Bug 2076978

Summary: 'perf top' segfaults
Product: [Fedora] Fedora Reporter: Dr. David Alan Gilbert <dgilbert>
Component: kernelAssignee: Kernel Maintainer List <kernel-maint>
Status: CLOSED ERRATA QA Contact: Fedora Extras Quality Assurance <extras-qa>
Severity: high Docs Contact:
Priority: high    
Version: 36CC: acaringi, adscvr, airlied, alciregi, bskeggs, geraldo.simiao.kutz, hdegoede, hpa, jarodwilson, jglisse, jonathan, josef, kernel-maint, lgoncalv, linville, masami256, mchehab, omosnace, ptalbert, rjones, rob, steved, ykaul
Target Milestone: ---Keywords: Regression
Target Release: ---   
Hardware: Unspecified   
OS: Unspecified   
Whiteboard:
Fixed In Version: kernel-5.17.11-300.fc36 kernel-5.17.11-200.fc35 kernel-5.17.11-100.fc34 Doc Type: If docs needed, set a value
Doc Text:
Story Points: ---
Clone Of: Environment:
Last Closed: 2022-05-28 01:15:05 UTC Type: Bug
Regression: --- Mount Type: ---
Documentation: --- CRM:
Verified Versions: Category: ---
oVirt Team: --- RHEL 7.3 requirements from Atomic Host:
Cloudforms Team: --- Target Upstream Version:
Embargoed:

Description Dr.
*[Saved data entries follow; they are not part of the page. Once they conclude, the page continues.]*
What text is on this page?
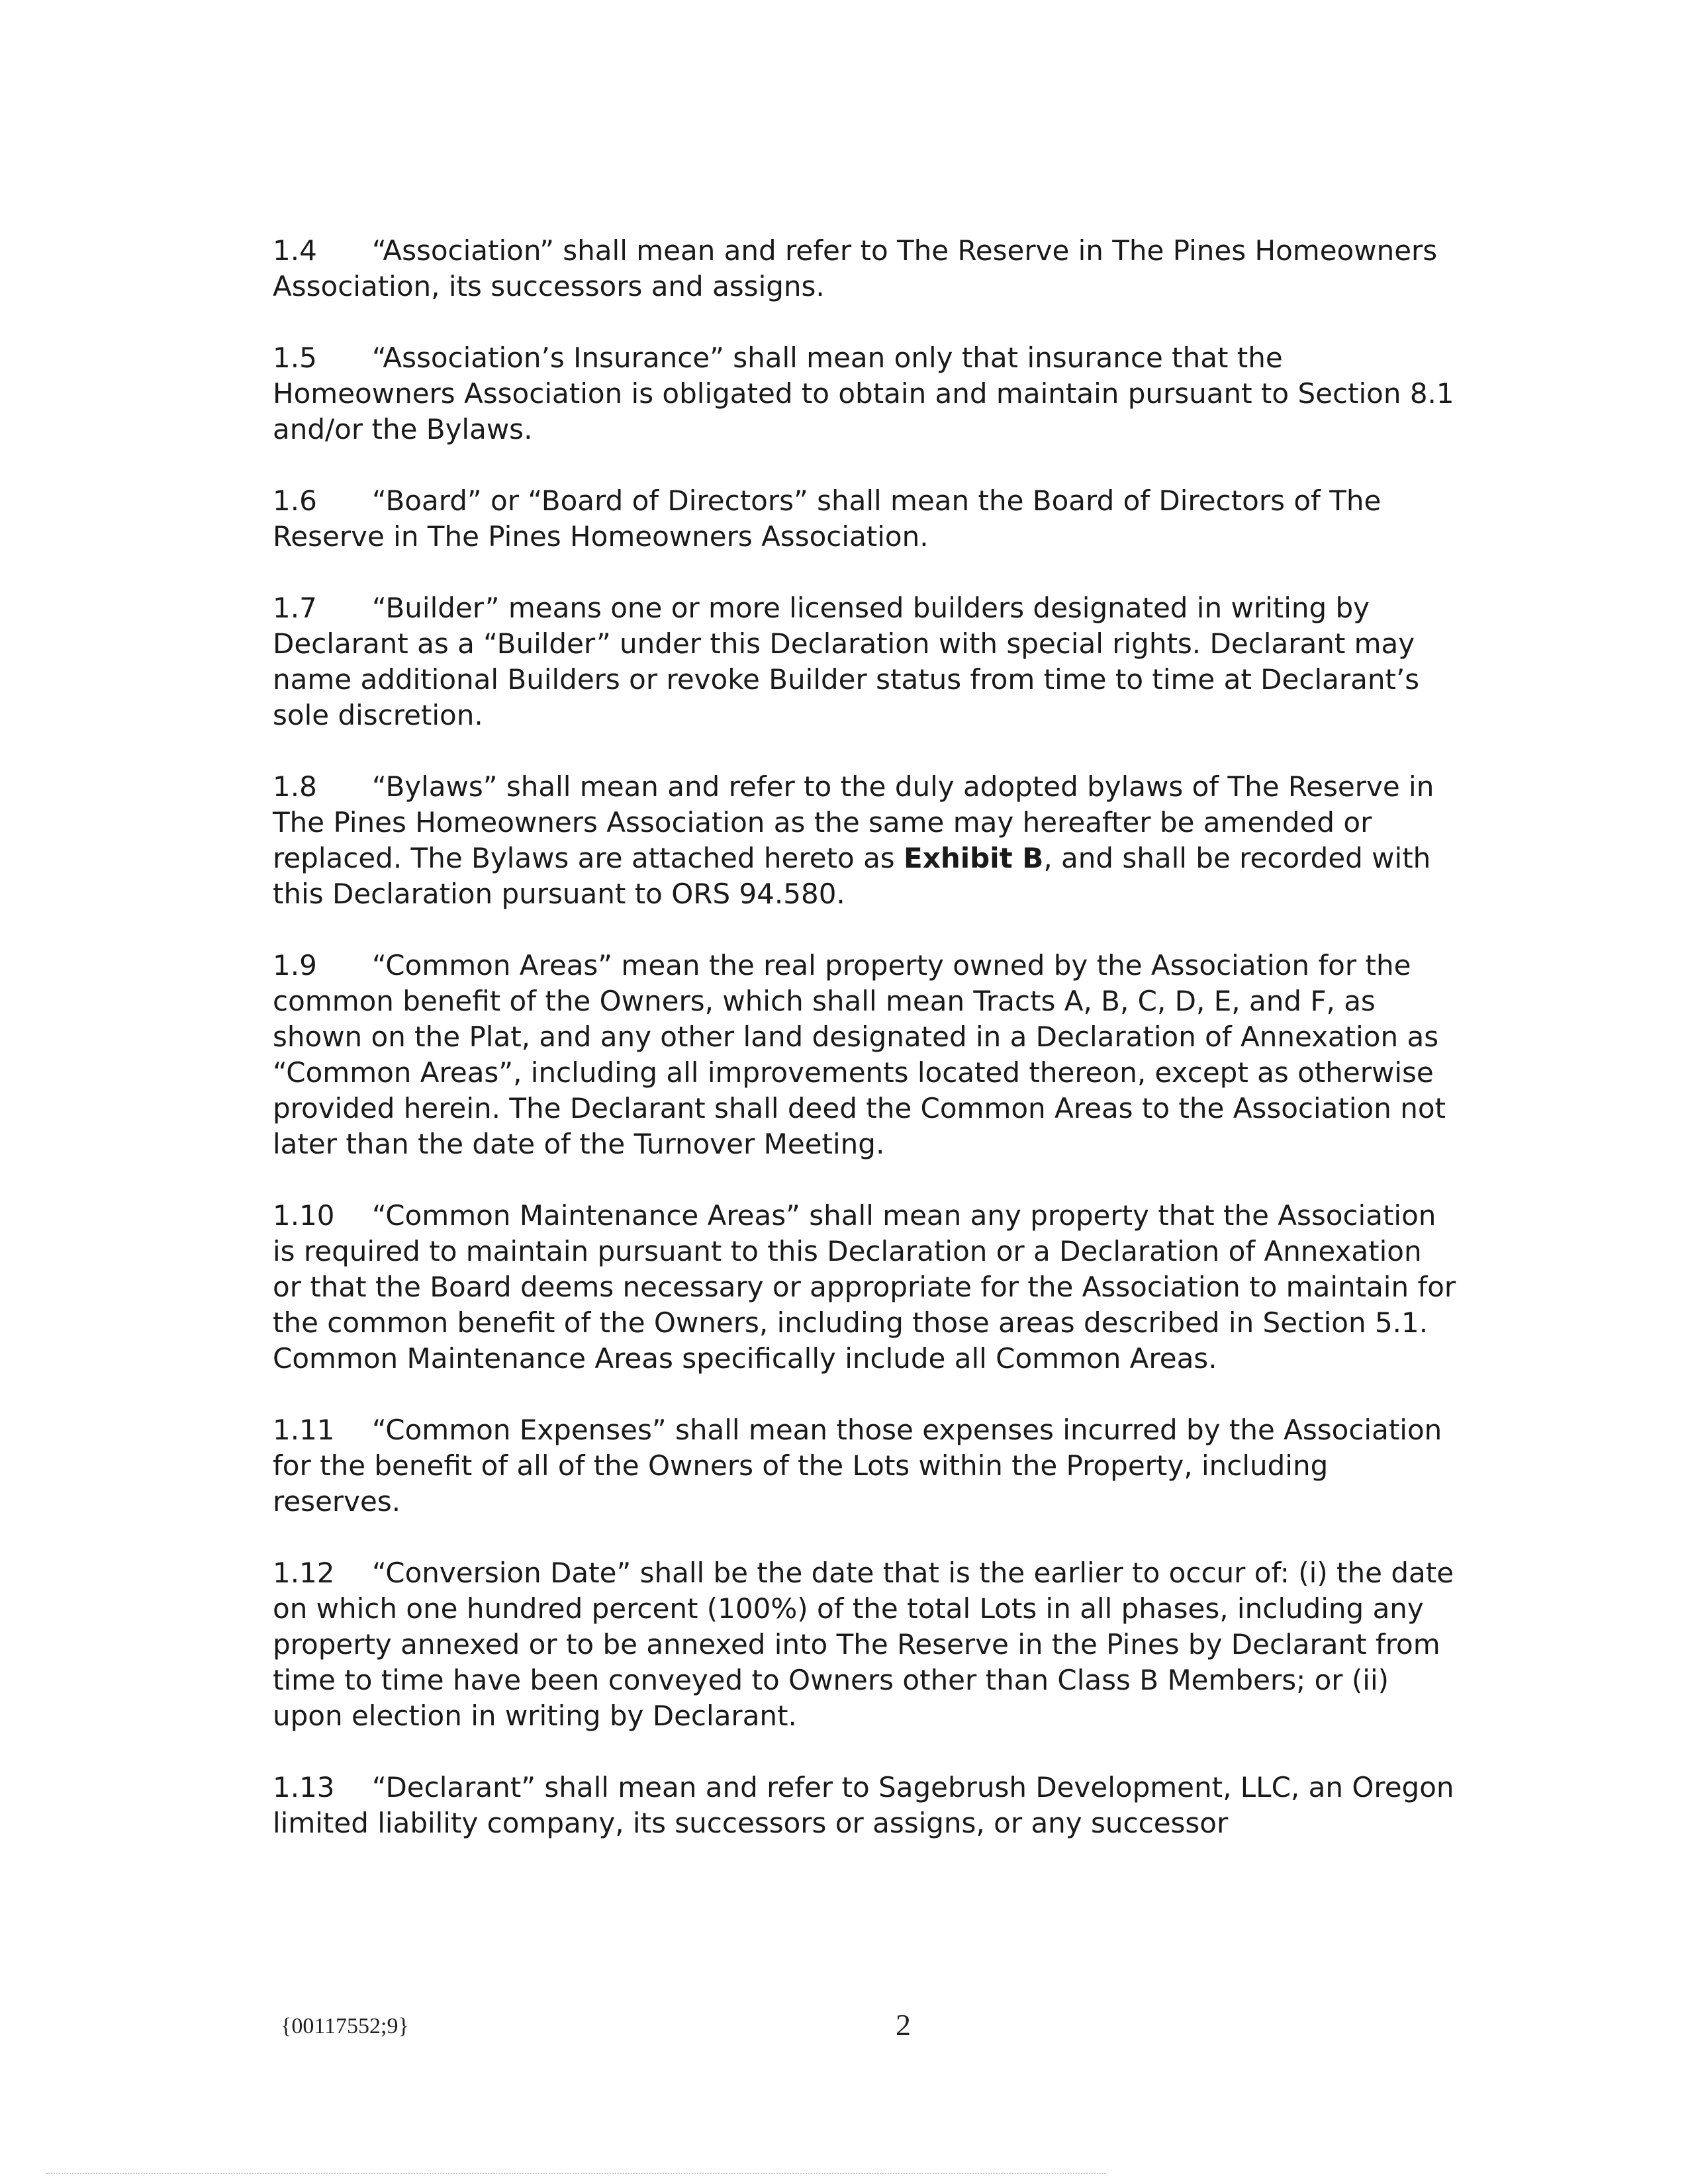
1.4 “Association” shall mean and refer to The Reserve in The Pines Homeowners Association, its successors and assigns.

1.5 “Association’s Insurance” shall mean only that insurance that the Homeowners Association is obligated to obtain and maintain pursuant to Section 8.1 and/or the Bylaws.

1.6 “Board” or “Board of Directors” shall mean the Board of Directors of The Reserve in The Pines Homeowners Association.

1.7 “Builder” means one or more licensed builders designated in writing by Declarant as a “Builder” under this Declaration with special rights. Declarant may name additional Builders or revoke Builder status from time to time at Declarant’s sole discretion.

1.8 “Bylaws” shall mean and refer to the duly adopted bylaws of The Reserve in The Pines Homeowners Association as the same may hereafter be amended or replaced. The Bylaws are attached hereto as Exhibit B, and shall be recorded with this Declaration pursuant to ORS 94.580.

1.9 “Common Areas” mean the real property owned by the Association for the common benefit of the Owners, which shall mean Tracts A, B, C, D, E, and F, as shown on the Plat, and any other land designated in a Declaration of Annexation as “Common Areas”, including all improvements located thereon, except as otherwise provided herein. The Declarant shall deed the Common Areas to the Association not later than the date of the Turnover Meeting.

1.10 “Common Maintenance Areas” shall mean any property that the Association is required to maintain pursuant to this Declaration or a Declaration of Annexation or that the Board deems necessary or appropriate for the Association to maintain for the common benefit of the Owners, including those areas described in Section 5.1. Common Maintenance Areas specifically include all Common Areas.

1.11 “Common Expenses” shall mean those expenses incurred by the Association for the benefit of all of the Owners of the Lots within the Property, including reserves.

1.12 “Conversion Date” shall be the date that is the earlier to occur of: (i) the date on which one hundred percent (100%) of the total Lots in all phases, including any property annexed or to be annexed into The Reserve in the Pines by Declarant from time to time have been conveyed to Owners other than Class B Members; or (ii) upon election in writing by Declarant.

1.13 “Declarant” shall mean and refer to Sagebrush Development, LLC, an Oregon limited liability company, its successors or assigns, or any successor

{00117552;9}	2
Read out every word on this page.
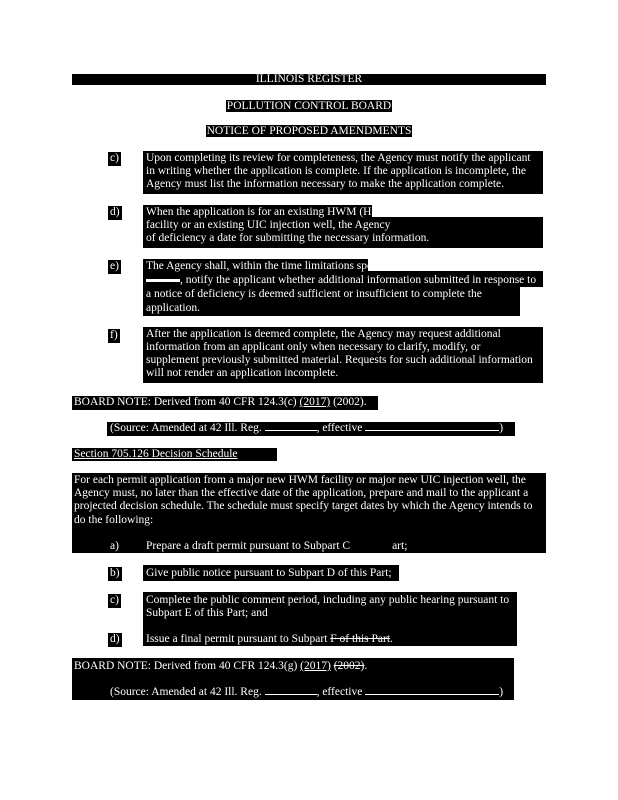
ILLINOIS REGISTER
POLLUTION CONTROL BOARD
NOTICE OF PROPOSED AMENDMENTS
c) Upon completing its review for completeness, the Agency must notify the applicant
in writing whether the application is complete. If the application is incomplete, the
Agency must list the information necessary to make the application complete.
d) When the application is for an existing HWM (Hazar
facility or an existing UIC injection well, the Agency
of deficiency a date for submitting the necessary information.
e) The Agency shall, within the time limitations specifi
, notify the applicant whether additional information submitted in response to
a notice of deficiency is deemed sufficient or insufficient to complete the
application.
f) After the application is deemed complete, the Agency may request additional
information from an applicant only when necessary to clarify, modify, or
supplement previously submitted material. Requests for such additional information
will not render an application incomplete.
BOARD NOTE: Derived from 40 CFR 124.3(c) (2017) (2002).
(Source: Amended at 42 Ill. Reg.	, effective	)
Section 705.126 Decision Schedule
For each permit application from a major new HWM facility or major new UIC injection well, the
Agency must, no later than the effective date of the application, prepare and mail to the applicant a
projected decision schedule. The schedule must specify target dates by which the Agency intends to
do the following:
a) Prepare a draft permit pursuant to Subpart C	art;
b) Give public notice pursuant to Subpart D of this Part;
c) Complete the public comment period, including any public hearing pursuant to
Subpart E of this Part; and
d) Issue a final permit pursuant to Subpart F of this Part.
BOARD NOTE: Derived from 40 CFR 124.3(g) (2017) (2002).
(Source: Amended at 42 Ill. Reg.	, effective	)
David Alan Gilbert 2022-04-20 10:56:03 UTC
1. Please describe the problem:
sudo perf top   segfaults in what looks like an endless recursion

2. What is the Version-Release number of the kernel:
perf-5.17.0-300.fc36.x86_64
kernel-5.17.2-300.fc36.x86_64
libbpf-0.5.0-2.fc36.x86_64

3. Did it work previously in Fedora? If so, what kernel version did the issue
   *first* appear?  Old kernels are available for download at
   https://koji.fedoraproject.org/koji/packageinfo?packageID=8 :
Im pretty sure it was OK in f35

4. Can you reproduce this issue? If so, please provide the steps to reproduce
   the issue below:
  sudo perf top



5. Does this problem occur with the latest Rawhide kernel? To install the
   Rawhide kernel, run ``sudo dnf install fedora-repos-rawhide`` followed by
   ``sudo dnf update --enablerepo=rawhide kernel``:
not sure

6. Are you running any modules that not shipped with directly Fedora's kernel?:
no

7. Please attach the kernel logs. You can get the complete kernel log
   for a boot with ``journalctl --no-hostname -k > dmesg.txt``. If the
   issue occurred on a previous boot, use the journalctl ``-b`` flag.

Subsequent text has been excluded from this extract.